In some situations, an actor pointing a gun at a spectator – even a
prop – would be considered dangerously deranged, while in another
instance it may be accepted as fair game. It happened at Trinity
several years ago, during a performance of A Preface To The Alien
Garden. A spectator answered his or her cell phone (it happens
frequently, you know) and an enraged actor pointed his gun at the
patron – not only crossing the line, but setting fire to it. A
lawsuit was threatened but averted with a settlement that included
apologies, cocktails, and many free passes.
Sir John Gielgud had license to silence chattering ladies in the front
row ("Do…you…mind??"), while a local player in the city park might not
merit the same authority. Trinity Rep has long been known for its
interactive audience relations – splashing them, addressing them
directly, moving them around or sometimes coaxing them onstage, and so
on.
During a performance of Voir Dire at Trinity, an audience member had the temerity to answer his cell phone (see what I mean) while Ed Shea was on stage. They must have been an out-of-towner, because no local would have dared. Ed Shea, you must understand, is a brilliant actor AND a short, bald-pated flask of Irish hellfire. Shea quietly halted the scene, sat down in an empty seat next to the cell-phone-talker, and gazed benignly at them until they had finished their conversation. Then he resumed.
We’ll extend that license occasionally, but it can be abused. Even for Trinity Rep, it seemed a bit much when a firebrand named Eric Tucker (pictured at left with John Douglas Thompson), who was playing Iago in our 1999 production of Othello, exploded in rage at a performance for schoolchildren. Two of the boys had been chattering to each other. Tucker screamed right into their faces: "You think you’re at home watching television? Guess what, I can hear you! Click-click-click, we’re on every channel!!"
Perhaps the difference lies in the assumption of an adversarial relationship.

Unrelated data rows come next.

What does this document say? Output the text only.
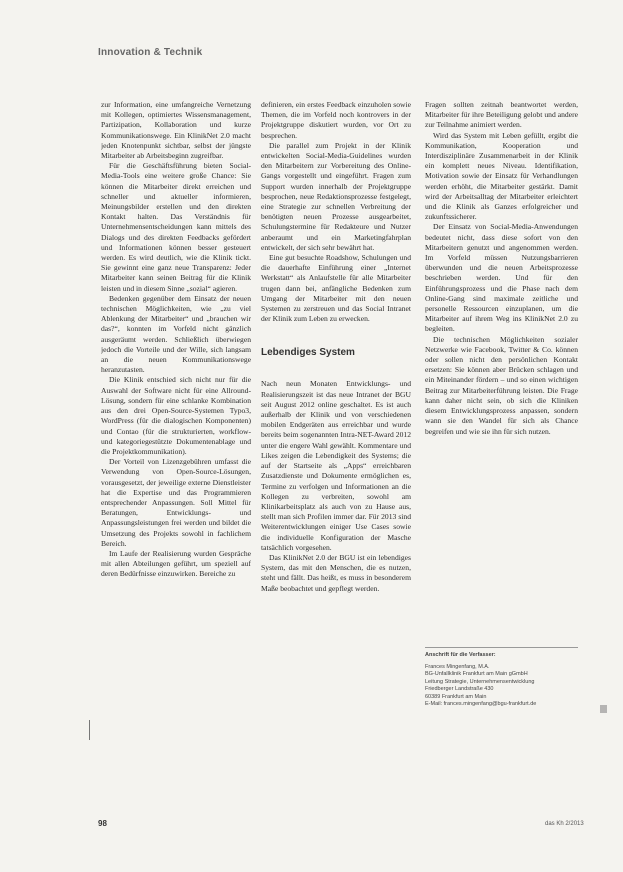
Innovation & Technik

zur Information, eine umfangreiche Vernetzung mit Kollegen, optimiertes Wissensmanagement, Partizipation, Kollaboration und kurze Kommunikationswege. Ein KlinikNet 2.0 macht jeden Knotenpunkt sichtbar, selbst der jüngste Mitarbeiter ab Arbeitsbeginn zugreifbar.

Für die Geschäftsführung bieten Social-Media-Tools eine weitere große Chance: Sie können die Mitarbeiter direkt erreichen und schneller und aktueller informieren, Meinungsbilder erstellen und den direkten Kontakt halten. Das Verständnis für Unternehmensentscheidungen kann mittels des Dialogs und des direkten Feedbacks gefördert und Informationen können besser gesteuert werden. Es wird deutlich, wie die Klinik tickt. Sie gewinnt eine ganz neue Transparenz: Jeder Mitarbeiter kann seinen Beitrag für die Klinik leisten und in diesem Sinne „sozial“ agieren.

Bedenken gegenüber dem Einsatz der neuen technischen Möglichkeiten, wie „zu viel Ablenkung der Mitarbeiter“ und „brauchen wir das?“, konnten im Vorfeld nicht gänzlich ausgeräumt werden. Schließlich überwiegen jedoch die Vorteile und der Wille, sich langsam an die neuen Kommunikationswege heranzutasten.

Die Klinik entschied sich nicht nur für die Auswahl der Software nicht für eine Allround-Lösung, sondern für eine schlanke Kombination aus den drei Open-Source-Systemen Typo3, WordPress (für die dialogischen Komponenten) und Contao (für die strukturierten, workflow- und kategoriegestützte Dokumentenablage und die Projektkommunikation).

Der Vorteil von Lizenzgebühren umfasst die Verwendung von Open-Source-Lösungen, vorausgesetzt, der jeweilige externe Dienstleister hat die Expertise und das Programmieren entsprechender Anpassungen. Soll Mittel für Beratungen, Entwicklungs- und Anpassungsleistungen frei werden und bildet die Umsetzung des Projekts sowohl in fachlichem Bereich.

Im Laufe der Realisierung wurden Gespräche mit allen Abteilungen geführt, um speziell auf deren Bedürfnisse einzuwirken. Bereiche zu

definieren, ein erstes Feedback einzuholen sowie Themen, die im Vorfeld noch kontrovers in der Projektgruppe diskutiert wurden, vor Ort zu besprechen.

Die parallel zum Projekt in der Klinik entwickelten Social-Media-Guidelines wurden den Mitarbeitern zur Vorbereitung des Online-Gangs vorgestellt und eingeführt. Fragen zum Support wurden innerhalb der Projektgruppe besprochen, neue Redaktionsprozesse festgelegt, eine Strategie zur schnellen Verbreitung der benötigten neuen Prozesse ausgearbeitet, Schulungstermine für Redakteure und Nutzer anberaumt und ein Marketingfahrplan entwickelt, der sich sehr bewährt hat.

Eine gut besuchte Roadshow, Schulungen und die dauerhafte Einführung einer „Internet Werkstatt“ als Anlaufstelle für alle Mitarbeiter trugen dann bei, anfängliche Bedenken zum Umgang der Mitarbeiter mit den neuen Systemen zu zerstreuen und das Social Intranet der Klinik zum Leben zu erwecken.

Lebendiges System

Nach neun Monaten Entwicklungs- und Realisierungszeit ist das neue Intranet der BGU seit August 2012 online geschaltet. Es ist auch außerhalb der Klinik und von verschiedenen mobilen Endgeräten aus erreichbar und wurde bereits beim sogenannten Intra-NET-Award 2012 unter die engere Wahl gewählt. Kommentare und Likes zeigen die Lebendigkeit des Systems; die auf der Startseite als „Apps“ erreichbaren Zusatzdienste und Dokumente ermöglichen es, Termine zu verfolgen und Informationen an die Kollegen zu verbreiten, sowohl am Klinikarbeitsplatz als auch von zu Hause aus, stellt man sich Profilen immer dar. Für 2013 sind Weiterentwicklungen einiger Use Cases sowie die individuelle Konfiguration der Masche tatsächlich vorgesehen.

Das KlinikNet 2.0 der BGU ist ein lebendiges System, das mit den Menschen, die es nutzen, steht und fällt. Das heißt, es muss in besonderem Maße beobachtet und gepflegt werden.

Fragen sollten zeitnah beantwortet werden, Mitarbeiter für ihre Beteiligung gelobt und andere zur Teilnahme animiert werden.

Wird das System mit Leben gefüllt, ergibt die Kommunikation, Kooperation und Interdisziplinäre Zusammenarbeit in der Klinik ein komplett neues Niveau. Identifikation, Motivation sowie der Einsatz für Verhandlungen werden erhöht, die Mitarbeiter gestärkt. Damit wird der Arbeitsalltag der Mitarbeiter erleichtert und die Klinik als Ganzes erfolgreicher und zukunftssicherer.

Der Einsatz von Social-Media-Anwendungen bedeutet nicht, dass diese sofort von den Mitarbeitern genutzt und angenommen werden. Im Vorfeld müssen Nutzungsbarrieren überwunden und die neuen Arbeitsprozesse beschrieben werden. Und für den Einführungsprozess und die Phase nach dem Online-Gang sind maximale zeitliche und personelle Ressourcen einzuplanen, um die Mitarbeiter auf ihrem Weg ins KlinikNet 2.0 zu begleiten.

Die technischen Möglichkeiten sozialer Netzwerke wie Facebook, Twitter & Co. können oder sollen nicht den persönlichen Kontakt ersetzen: Sie können aber Brücken schlagen und ein Miteinander fördern – und so einen wichtigen Beitrag zur Mitarbeiterführung leisten. Die Frage kann daher nicht sein, ob sich die Kliniken diesem Entwicklungsprozess anpassen, sondern wann sie den Wandel für sich als Chance begreifen und wie sie ihn für sich nutzen.

Anschrift für die Verfasser:
Frances Mingenfang, M.A.
BG-Unfallklinik Frankfurt am Main gGmbH
Leitung Strategie, Unternehmensentwicklung
Friedberger Landstraße 430
60389 Frankfurt am Main
E-Mail: frances.mingenfang@bgu-frankfurt.de
98	das Kh 2/2013
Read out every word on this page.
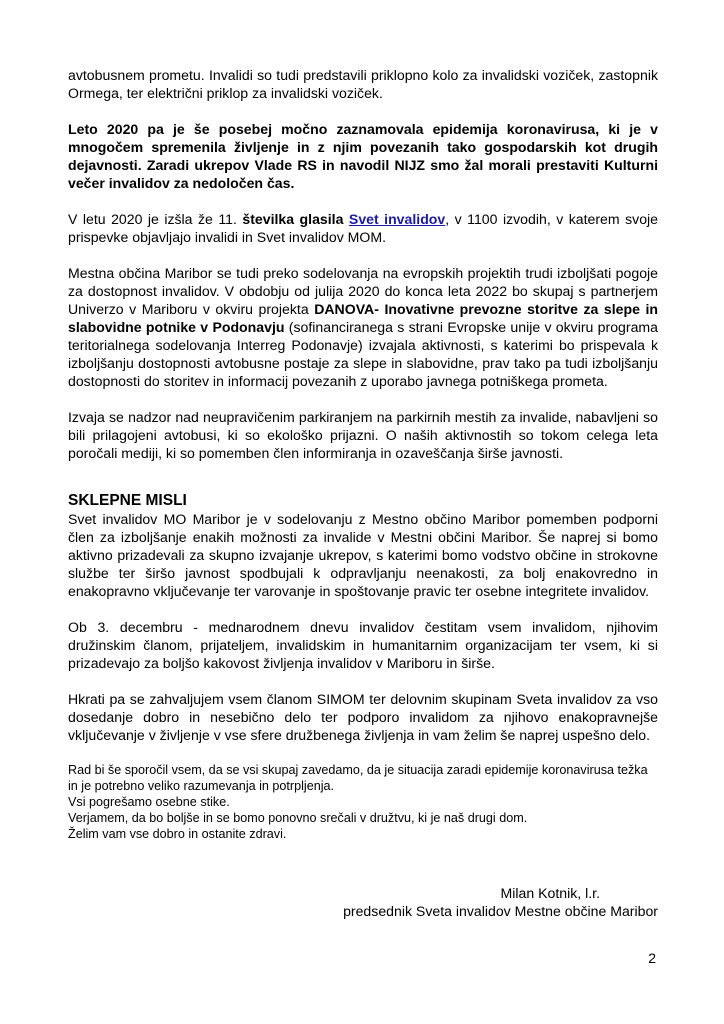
avtobusnem prometu. Invalidi so tudi predstavili priklopno kolo za invalidski voziček, zastopnik Ormega, ter električni priklop za invalidski voziček.

Leto 2020 pa je še posebej močno zaznamovala epidemija koronavirusa, ki je v mnogočem spremenila življenje in z njim povezanih tako gospodarskih kot drugih dejavnosti. Zaradi ukrepov Vlade RS in navodil NIJZ smo žal morali prestaviti Kulturni večer invalidov za nedoločen čas.

V letu 2020 je izšla že 11. številka glasila Svet invalidov, v 1100 izvodih, v katerem svoje prispevke objavljajo invalidi in Svet invalidov MOM.

Mestna občina Maribor se tudi preko sodelovanja na evropskih projektih trudi izboljšati pogoje za dostopnost invalidov. V obdobju od julija 2020 do konca leta 2022 bo skupaj s partnerjem Univerzo v Mariboru v okviru projekta DANOVA- Inovativne prevozne storitve za slepe in slabovidne potnike v Podonavju (sofinanciranega s strani Evropske unije v okviru programa teritorialnega sodelovanja Interreg Podonavje) izvajala aktivnosti, s katerimi bo prispevala k izboljšanju dostopnosti avtobusne postaje za slepe in slabovidne, prav tako pa tudi izboljšanju dostopnosti do storitev in informacij povezanih z uporabo javnega potniškega prometa.

Izvaja se nadzor nad neupravičenim parkiranjem na parkirnih mestih za invalide, nabavljeni so bili prilagojeni avtobusi, ki so ekološko prijazni. O naših aktivnostih so tokom celega leta poročali mediji, ki so pomemben člen informiranja in ozaveščanja širše javnosti.

SKLEPNE MISLI

Svet invalidov MO Maribor je v sodelovanju z Mestno občino Maribor pomemben podporni člen za izboljšanje enakih možnosti za invalide v Mestni občini Maribor. Še naprej si bomo aktivno prizadevali za skupno izvajanje ukrepov, s katerimi bomo vodstvo občine in strokovne službe ter širšo javnost spodbujali k odpravljanju neenakosti, za bolj enakovredno in enakopravno vključevanje ter varovanje in spoštovanje pravic ter osebne integritete invalidov.

Ob 3. decembru - mednarodnem dnevu invalidov čestitam vsem invalidom, njihovim družinskim članom, prijateljem, invalidskim in humanitarnim organizacijam ter vsem, ki si prizadevajo za boljšo kakovost življenja invalidov v Mariboru in širše.

Hkrati pa se zahvaljujem vsem članom SIMOM ter delovnim skupinam Sveta invalidov za vso dosedanje dobro in nesebično delo ter podporo invalidom za njihovo enakopravnejše vključevanje v življenje v vse sfere družbenega življenja in vam želim še naprej uspešno delo.

Rad bi še sporočil vsem, da se vsi skupaj zavedamo, da je situacija zaradi epidemije koronavirusa težka in je potrebno veliko razumevanja in potrpljenja.

Vsi pogrešamo osebne stike.

Verjamem, da bo boljše in se bomo ponovno srečali v družtvu, ki je naš drugi dom.

Želim vam vse dobro in ostanite zdravi.

Milan Kotnik, l.r.

predsednik Sveta invalidov Mestne občine Maribor

2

Jenkins had established sufficient trust to interact with the audience without making them feel completely unsafe, whereas
Tucker assaulted them. (There is unsafe in an exciting theatrical sense, and then there is just plain unsafe.)
Yet surely one can sympathize. Patrons will sometimes walk out in the middle of a performance – not even waiting to slip out during intermission – and delude themselves that they are escaping unseen,
like ninjas. A social contract is in place and the patron is a party to it. Would it not seem strange if the actors lost interest in the audience, turned their backs on them, and starting talking to the
wall? (As a young standup comedian, Woody Allen once did exactly that.) Imagine going to a play and learning the actors had all decided to nip out for beers instead of doing Act II.
August 19th, 2005 at 5:56 pm
You never know…those nude paintings & pencil sketches might return to haunt you some day.
August 20th, 2005 at 12:56 am
Wow, you were a nude model at RIC in 1994? I was a sophomore at RIC in 1994, and I frequently walked through the art department to get to the student union to eat my brown-bagged lunch with my friends who sadly bought lunch there. How funny it would have been to have had a reunion in that way! Or…I also had a boyfriend who was in the art department (ca. 1995-6), and it would have been very odd if I’d seen any old art sketches of his. In fact, I think I did, but I’m sure I would have recognized you if I’d seen you…your face, anyways.